The tracklisting opts for random chronology with an intelligent approach to running order. Forever Delayed kicks off with the towering A Design For Life, followed by the widescreen Motorcycle Emptiness, cautionary If You Tolerate This Your Children Will Be Next and underrated La Tristessa Durera from the period when Manic Street Preachers singles could expect merely a Top 30 placing at best. Quite some opening salvo.

While it’s arguable the second half of the album fails to quite match the magnificence of the first 10 selections, there are a few gems towards the end of Forever Delayed, such as The Holy Bible’s sole representative Faster and So Why So Sad; Know Your Enemy’s one truly excellent single.

Times and circumstances may have changed for Manic Street Preachers, yet their trademarks have not. Marxism, gauche lyrical conceits, a continual underlying rage that expresses itself in varying degrees of clarity. Be it 1992 or 2002, a Manics record is identifiably a Manics record.

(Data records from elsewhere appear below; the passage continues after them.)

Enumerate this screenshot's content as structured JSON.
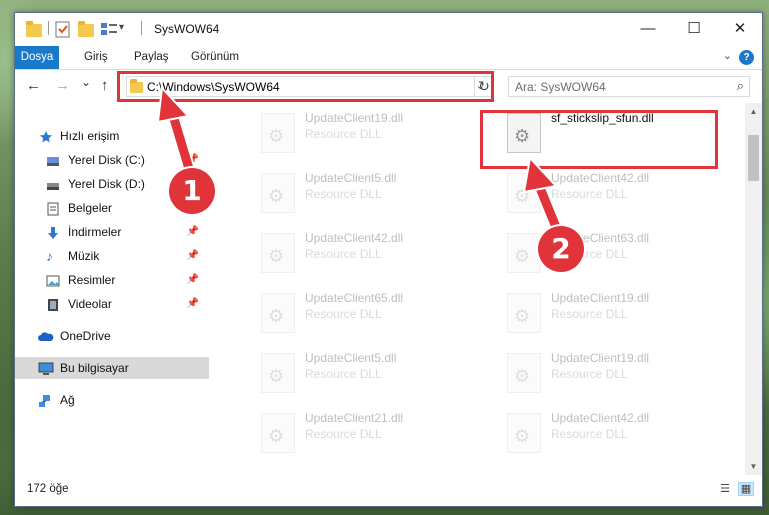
{
  "window": {
    "title": "SysWOW64",
    "controls": {
      "minimize": "—",
      "maximize": "☐",
      "close": "✕"
    }
  },
  "ribbon": {
    "tabs": [
      "Dosya",
      "Giriş",
      "Paylaş",
      "Görünüm"
    ],
    "help": "?"
  },
  "nav": {
    "back": "←",
    "forward": "→",
    "recent": "⌄",
    "up": "↑"
  },
  "address": {
    "path": "C:\\Windows\\SysWOW64",
    "dropdown": "⌄",
    "refresh": "↻"
  },
  "search": {
    "placeholder": "Ara: SysWOW64",
    "icon": "⌕"
  },
  "navpane": {
    "items": [
      {
        "label": "Hızlı erişim",
        "icon": "star-icon",
        "pinned": false
      },
      {
        "label": "Yerel Disk (C:)",
        "icon": "drive-icon",
        "pinned": true
      },
      {
        "label": "Yerel Disk (D:)",
        "icon": "drive-icon",
        "pinned": true
      },
      {
        "label": "Belgeler",
        "icon": "documents-icon",
        "pinned": true
      },
      {
        "label": "İndirmeler",
        "icon": "download-icon",
        "pinned": true
      },
      {
        "label": "Müzik",
        "icon": "music-icon",
        "pinned": true
      },
      {
        "label": "Resimler",
        "icon": "pictures-icon",
        "pinned": true
      },
      {
        "label": "Videolar",
        "icon": "videos-icon",
        "pinned": true
      },
      {
        "label": "OneDrive",
        "icon": "cloud-icon",
        "pinned": false
      },
      {
        "label": "Bu bilgisayar",
        "icon": "computer-icon",
        "pinned": false
      },
      {
        "label": "Ağ",
        "icon": "network-icon",
        "pinned": false
      }
    ]
  },
  "files": [
    {
      "name": "UpdateClient19.dll",
      "type": "Resource DLL",
      "faded": true
    },
    {
      "name": "sf_stickslip_sfun.dll",
      "type": "",
      "faded": false
    },
    {
      "name": "UpdateClient5.dll",
      "type": "Resource DLL",
      "faded": true
    },
    {
      "name": "UpdateClient42.dll",
      "type": "Resource DLL",
      "faded": true
    },
    {
      "name": "UpdateClient42.dll",
      "type": "Resource DLL",
      "faded": true
    },
    {
      "name": "UpdateClient63.dll",
      "type": "Resource DLL",
      "faded": true
    },
    {
      "name": "UpdateClient65.dll",
      "type": "Resource DLL",
      "faded": true
    },
    {
      "name": "UpdateClient19.dll",
      "type": "Resource DLL",
      "faded": true
    },
    {
      "name": "UpdateClient5.dll",
      "type": "Resource DLL",
      "faded": true
    },
    {
      "name": "UpdateClient19.dll",
      "type": "Resource DLL",
      "faded": true
    },
    {
      "name": "UpdateClient21.dll",
      "type": "Resource DLL",
      "faded": true
    },
    {
      "name": "UpdateClient42.dll",
      "type": "Resource DLL",
      "faded": true
    }
  ],
  "status": {
    "count": "172 öğe"
  },
  "annotations": {
    "step1": "1",
    "step2": "2",
    "color": "#e0343a"
  }
}
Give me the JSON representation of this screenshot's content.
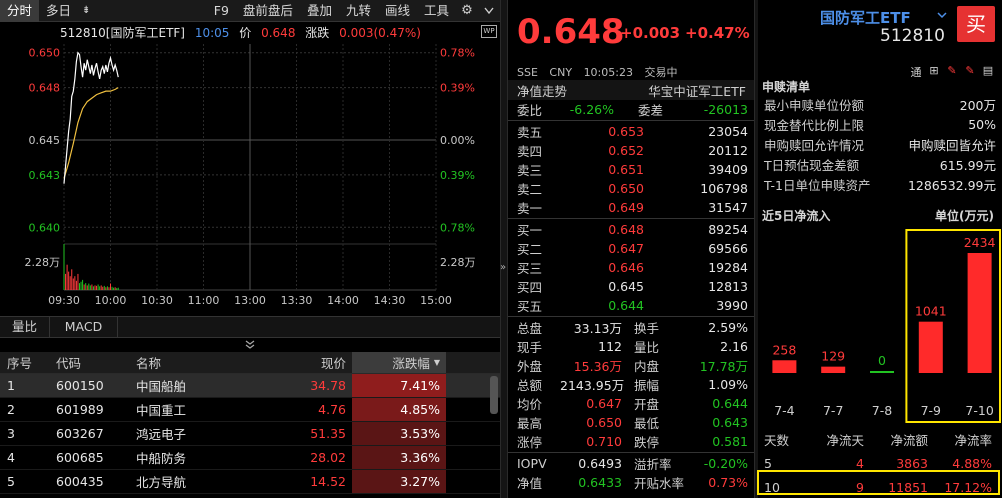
{
  "toolbar": {
    "tabs": [
      "分时",
      "多日",
      "F9",
      "盘前盘后",
      "叠加",
      "九转",
      "画线",
      "工具"
    ],
    "dropdown_glyph": "⇟",
    "gear": "⚙"
  },
  "chart_header": {
    "code_name": "512810[国防军工ETF]",
    "time": "10:05",
    "price_label": "价",
    "price": "0.648",
    "chg_label": "涨跌",
    "chg": "0.003(0.47%)"
  },
  "price_axis": {
    "left_labels": [
      "0.650",
      "0.648",
      "0.645",
      "0.643",
      "0.640"
    ],
    "right_labels": [
      "0.78%",
      "0.39%",
      "0.00%",
      "0.39%",
      "0.78%"
    ],
    "volume_label": "2.28万",
    "time_labels": [
      "09:30",
      "10:00",
      "10:30",
      "11:00",
      "13:00",
      "13:30",
      "14:00",
      "14:30",
      "15:00"
    ]
  },
  "chart_data": {
    "type": "line",
    "title": "",
    "x_unit": "minutes since 09:30",
    "ylim": [
      0.6395,
      0.6505
    ],
    "price_series": [
      [
        0,
        0.6425
      ],
      [
        1,
        0.6435
      ],
      [
        2,
        0.6445
      ],
      [
        3,
        0.6455
      ],
      [
        4,
        0.6462
      ],
      [
        5,
        0.6475
      ],
      [
        6,
        0.6478
      ],
      [
        7,
        0.6485
      ],
      [
        8,
        0.6495
      ],
      [
        9,
        0.65
      ],
      [
        10,
        0.6499
      ],
      [
        11,
        0.6492
      ],
      [
        12,
        0.6486
      ],
      [
        13,
        0.6494
      ],
      [
        14,
        0.649
      ],
      [
        15,
        0.6496
      ],
      [
        16,
        0.6492
      ],
      [
        17,
        0.6488
      ],
      [
        18,
        0.6493
      ],
      [
        19,
        0.6487
      ],
      [
        20,
        0.6491
      ],
      [
        21,
        0.6494
      ],
      [
        22,
        0.6489
      ],
      [
        23,
        0.6485
      ],
      [
        24,
        0.649
      ],
      [
        25,
        0.6492
      ],
      [
        26,
        0.6488
      ],
      [
        27,
        0.6493
      ],
      [
        28,
        0.6489
      ],
      [
        29,
        0.6494
      ],
      [
        30,
        0.6497
      ],
      [
        31,
        0.6493
      ],
      [
        32,
        0.649
      ],
      [
        33,
        0.6493
      ],
      [
        34,
        0.649
      ],
      [
        35,
        0.6486
      ]
    ],
    "avg_series": [
      [
        0,
        0.6428
      ],
      [
        3,
        0.6437
      ],
      [
        6,
        0.6448
      ],
      [
        9,
        0.646
      ],
      [
        12,
        0.6468
      ],
      [
        15,
        0.6472
      ],
      [
        18,
        0.6474
      ],
      [
        21,
        0.6476
      ],
      [
        24,
        0.6477
      ],
      [
        27,
        0.6478
      ],
      [
        30,
        0.6478
      ],
      [
        33,
        0.6479
      ],
      [
        35,
        0.648
      ]
    ],
    "volume_series": [
      [
        0,
        1.0
      ],
      [
        1,
        0.35
      ],
      [
        2,
        0.55
      ],
      [
        3,
        0.4
      ],
      [
        4,
        0.3
      ],
      [
        5,
        0.45
      ],
      [
        6,
        0.25
      ],
      [
        7,
        0.3
      ],
      [
        8,
        0.2
      ],
      [
        9,
        0.35
      ],
      [
        10,
        0.15
      ],
      [
        11,
        0.18
      ],
      [
        12,
        0.22
      ],
      [
        13,
        0.12
      ],
      [
        14,
        0.15
      ],
      [
        15,
        0.1
      ],
      [
        16,
        0.14
      ],
      [
        17,
        0.1
      ],
      [
        18,
        0.12
      ],
      [
        19,
        0.08
      ],
      [
        20,
        0.1
      ],
      [
        21,
        0.09
      ],
      [
        22,
        0.12
      ],
      [
        23,
        0.08
      ],
      [
        24,
        0.1
      ],
      [
        25,
        0.07
      ],
      [
        26,
        0.09
      ],
      [
        27,
        0.06
      ],
      [
        28,
        0.08
      ],
      [
        29,
        0.06
      ],
      [
        30,
        0.14
      ],
      [
        31,
        0.07
      ],
      [
        32,
        0.05
      ],
      [
        33,
        0.06
      ],
      [
        34,
        0.04
      ],
      [
        35,
        0.05
      ]
    ],
    "volume_max": 2.28
  },
  "indicator_tabs": [
    "量比",
    "MACD"
  ],
  "stock_table": {
    "headers": [
      "序号",
      "代码",
      "名称",
      "现价",
      "涨跌幅"
    ],
    "sort_glyph": "▼",
    "rows": [
      {
        "idx": "1",
        "code": "600150",
        "name": "中国船舶",
        "price": "34.78",
        "pct": "7.41%"
      },
      {
        "idx": "2",
        "code": "601989",
        "name": "中国重工",
        "price": "4.76",
        "pct": "4.85%"
      },
      {
        "idx": "3",
        "code": "603267",
        "name": "鸿远电子",
        "price": "51.35",
        "pct": "3.53%"
      },
      {
        "idx": "4",
        "code": "600685",
        "name": "中船防务",
        "price": "28.02",
        "pct": "3.36%"
      },
      {
        "idx": "5",
        "code": "600435",
        "name": "北方导航",
        "price": "14.52",
        "pct": "3.27%"
      }
    ]
  },
  "quote": {
    "price": "0.648",
    "chg": "+0.003",
    "pct": "+0.47%",
    "exchange": "SSE",
    "currency": "CNY",
    "time": "10:05:23",
    "status": "交易中"
  },
  "orderbook": {
    "nav_label": "净值走势",
    "fund_name": "华宝中证军工ETF",
    "weibi_label": "委比",
    "weibi": "-6.26%",
    "weicha_label": "委差",
    "weicha": "-26013",
    "asks": [
      {
        "label": "卖五",
        "price": "0.653",
        "vol": "23054"
      },
      {
        "label": "卖四",
        "price": "0.652",
        "vol": "20112"
      },
      {
        "label": "卖三",
        "price": "0.651",
        "vol": "39409"
      },
      {
        "label": "卖二",
        "price": "0.650",
        "vol": "106798"
      },
      {
        "label": "卖一",
        "price": "0.649",
        "vol": "31547"
      }
    ],
    "bids": [
      {
        "label": "买一",
        "price": "0.648",
        "vol": "89254"
      },
      {
        "label": "买二",
        "price": "0.647",
        "vol": "69566"
      },
      {
        "label": "买三",
        "price": "0.646",
        "vol": "19284"
      },
      {
        "label": "买四",
        "price": "0.645",
        "vol": "12813"
      },
      {
        "label": "买五",
        "price": "0.644",
        "vol": "3990"
      }
    ]
  },
  "stats": [
    {
      "a": "总盘",
      "b": "33.13万",
      "c": "换手",
      "d": "2.59%",
      "bc": "white",
      "dc": "white"
    },
    {
      "a": "现手",
      "b": "112",
      "c": "量比",
      "d": "2.16",
      "bc": "white",
      "dc": "white"
    },
    {
      "a": "外盘",
      "b": "15.36万",
      "c": "内盘",
      "d": "17.78万",
      "bc": "red",
      "dc": "green"
    },
    {
      "a": "总额",
      "b": "2143.95万",
      "c": "振幅",
      "d": "1.09%",
      "bc": "white",
      "dc": "white"
    },
    {
      "a": "均价",
      "b": "0.647",
      "c": "开盘",
      "d": "0.644",
      "bc": "red",
      "dc": "green"
    },
    {
      "a": "最高",
      "b": "0.650",
      "c": "最低",
      "d": "0.643",
      "bc": "red",
      "dc": "green"
    },
    {
      "a": "涨停",
      "b": "0.710",
      "c": "跌停",
      "d": "0.581",
      "bc": "red",
      "dc": "green"
    }
  ],
  "iopv": [
    {
      "a": "IOPV",
      "b": "0.6493",
      "c": "溢折率",
      "d": "-0.20%",
      "bc": "white",
      "dc": "green"
    },
    {
      "a": "净值",
      "b": "0.6433",
      "c": "开贴水率",
      "d": "0.73%",
      "bc": "green",
      "dc": "red"
    }
  ],
  "etf": {
    "name": "国防军工ETF",
    "code": "512810",
    "buy": "买"
  },
  "right_icons": [
    "通",
    "⊞",
    "✎",
    "✎",
    "▤"
  ],
  "sub_list": {
    "title": "申赎清单",
    "rows": [
      {
        "k": "最小申赎单位份额",
        "v": "200万"
      },
      {
        "k": "现金替代比例上限",
        "v": "50%"
      },
      {
        "k": "申购赎回允许情况",
        "v": "申购赎回皆允许"
      },
      {
        "k": "T日预估现金差额",
        "v": "615.99元"
      },
      {
        "k": "T-1日单位申赎资产",
        "v": "1286532.99元"
      }
    ]
  },
  "flow": {
    "title": "近5日净流入",
    "unit": "单位(万元)",
    "chart_data": {
      "type": "bar",
      "categories": [
        "7-4",
        "7-7",
        "7-8",
        "7-9",
        "7-10"
      ],
      "values": [
        258,
        129,
        0,
        1041,
        2434
      ],
      "ylim": [
        0,
        2434
      ]
    }
  },
  "flow_table": {
    "headers": [
      "天数",
      "净流天",
      "净流额",
      "净流率"
    ],
    "rows": [
      {
        "days": "5",
        "cnt": "4",
        "amt": "3863",
        "rate": "4.88%"
      },
      {
        "days": "10",
        "cnt": "9",
        "amt": "11851",
        "rate": "17.12%"
      }
    ]
  }
}
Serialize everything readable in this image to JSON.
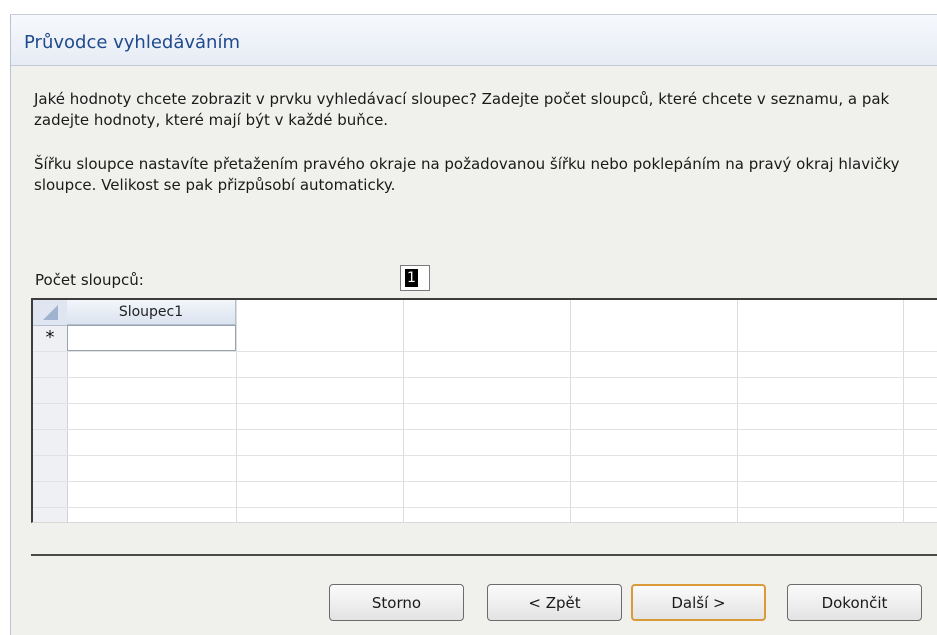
{
  "window": {
    "title": "Průvodce vyhledáváním"
  },
  "description": {
    "paragraph1": "Jaké hodnoty chcete zobrazit v prvku vyhledávací sloupec? Zadejte počet sloupců, které chcete v seznamu, a pak zadejte hodnoty, které mají být v každé buňce.",
    "paragraph2": "Šířku sloupce nastavíte přetažením pravého okraje na požadovanou šířku nebo poklepáním na pravý okraj hlavičky sloupce. Velikost se pak přizpůsobí automaticky."
  },
  "column_count": {
    "label": "Počet sloupců:",
    "value": "1"
  },
  "grid": {
    "columns": [
      "Sloupec1"
    ],
    "new_row_marker": "*"
  },
  "buttons": {
    "cancel": "Storno",
    "back": "< Zpět",
    "next": "Další >",
    "finish": "Dokončit"
  }
}
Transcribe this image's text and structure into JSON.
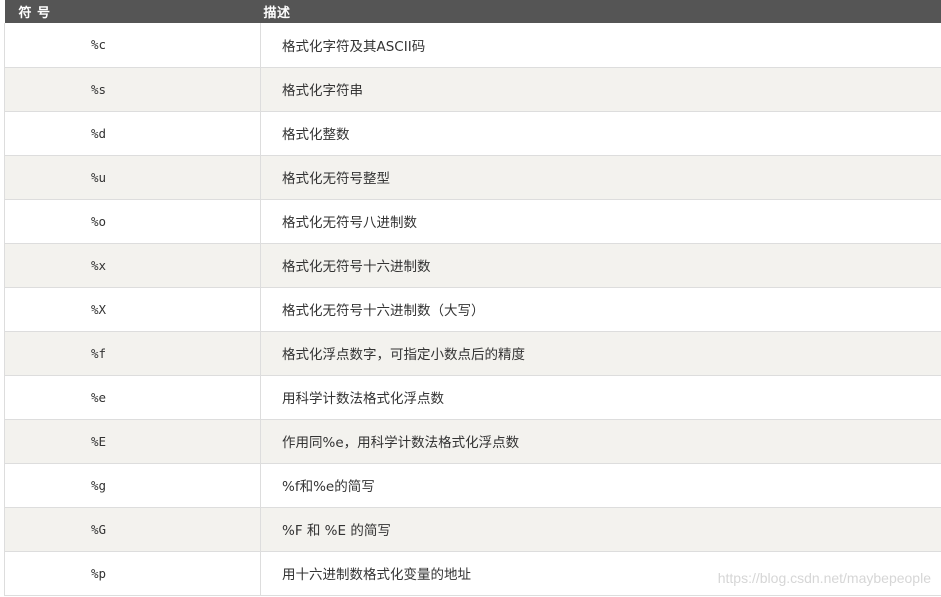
{
  "header": {
    "col_symbol": "符 号",
    "col_desc": "描述"
  },
  "rows": [
    {
      "symbol": "%c",
      "desc": "格式化字符及其ASCII码"
    },
    {
      "symbol": "%s",
      "desc": "格式化字符串"
    },
    {
      "symbol": "%d",
      "desc": "格式化整数"
    },
    {
      "symbol": "%u",
      "desc": "格式化无符号整型"
    },
    {
      "symbol": "%o",
      "desc": "格式化无符号八进制数"
    },
    {
      "symbol": "%x",
      "desc": "格式化无符号十六进制数"
    },
    {
      "symbol": "%X",
      "desc": "格式化无符号十六进制数（大写）"
    },
    {
      "symbol": "%f",
      "desc": "格式化浮点数字，可指定小数点后的精度"
    },
    {
      "symbol": "%e",
      "desc": "用科学计数法格式化浮点数"
    },
    {
      "symbol": "%E",
      "desc": "作用同%e，用科学计数法格式化浮点数"
    },
    {
      "symbol": "%g",
      "desc": "%f和%e的简写"
    },
    {
      "symbol": "%G",
      "desc": "%F 和 %E 的简写"
    },
    {
      "symbol": "%p",
      "desc": "用十六进制数格式化变量的地址"
    }
  ],
  "watermark": "https://blog.csdn.net/maybepeople"
}
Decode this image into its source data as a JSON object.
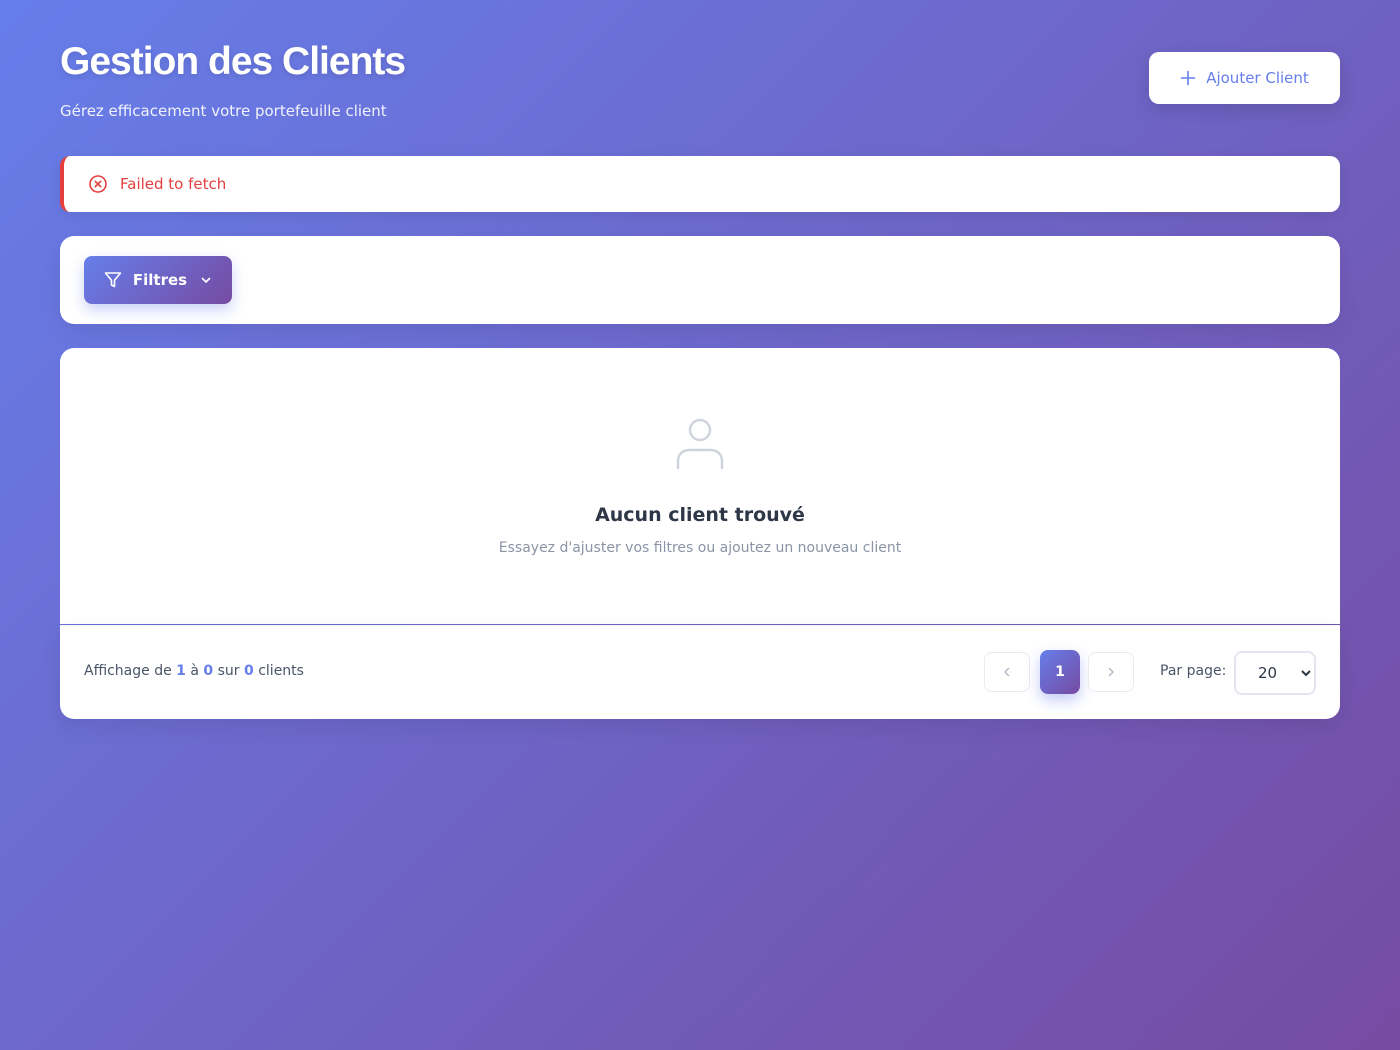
{
  "header": {
    "title": "Gestion des Clients",
    "subtitle": "Gérez efficacement votre portefeuille client",
    "add_button_label": "Ajouter Client",
    "add_icon": "plus-icon"
  },
  "error": {
    "message": "Failed to fetch",
    "icon": "x-circle-icon",
    "color": "#e53e3e"
  },
  "filters": {
    "button_label": "Filtres",
    "icon": "filter-icon",
    "chevron_icon": "chevron-down-icon"
  },
  "empty_state": {
    "icon": "user-icon",
    "title": "Aucun client trouvé",
    "subtitle": "Essayez d'ajuster vos filtres ou ajoutez un nouveau client"
  },
  "pagination": {
    "summary_prefix": "Affichage de",
    "from": "1",
    "to_word": "à",
    "to": "0",
    "of_word": "sur",
    "total": "0",
    "suffix": "clients",
    "current_page": "1",
    "per_page_label": "Par page:",
    "per_page_value": "20",
    "per_page_options": [
      "20"
    ]
  },
  "colors": {
    "accent": "#667eea",
    "gradient_end": "#764ba2",
    "error": "#e53e3e"
  }
}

James Dean Bradfield‘s vocals doubtless play a part – quite what he’s singing is difficult to ascertain at times without the aid of a lyric sheet, and Richey Edwards/Nicky Wire‘s uncompromised prose plays havoc with meter and phrasing on several tracks, but nobody has ever sounded quite like Bradfield has done over the last 12 years of bringing the Manics’ worldview to life.

Whether one agrees with them or not, the legacy of Manic Street Preachers paased down through these songs is not to be scoffed at. Never the most immediately endearing or easily accessible British band, their original raw energy has been moulded into mature craftsmanship with no loss of integrity or blunting of their power to engage.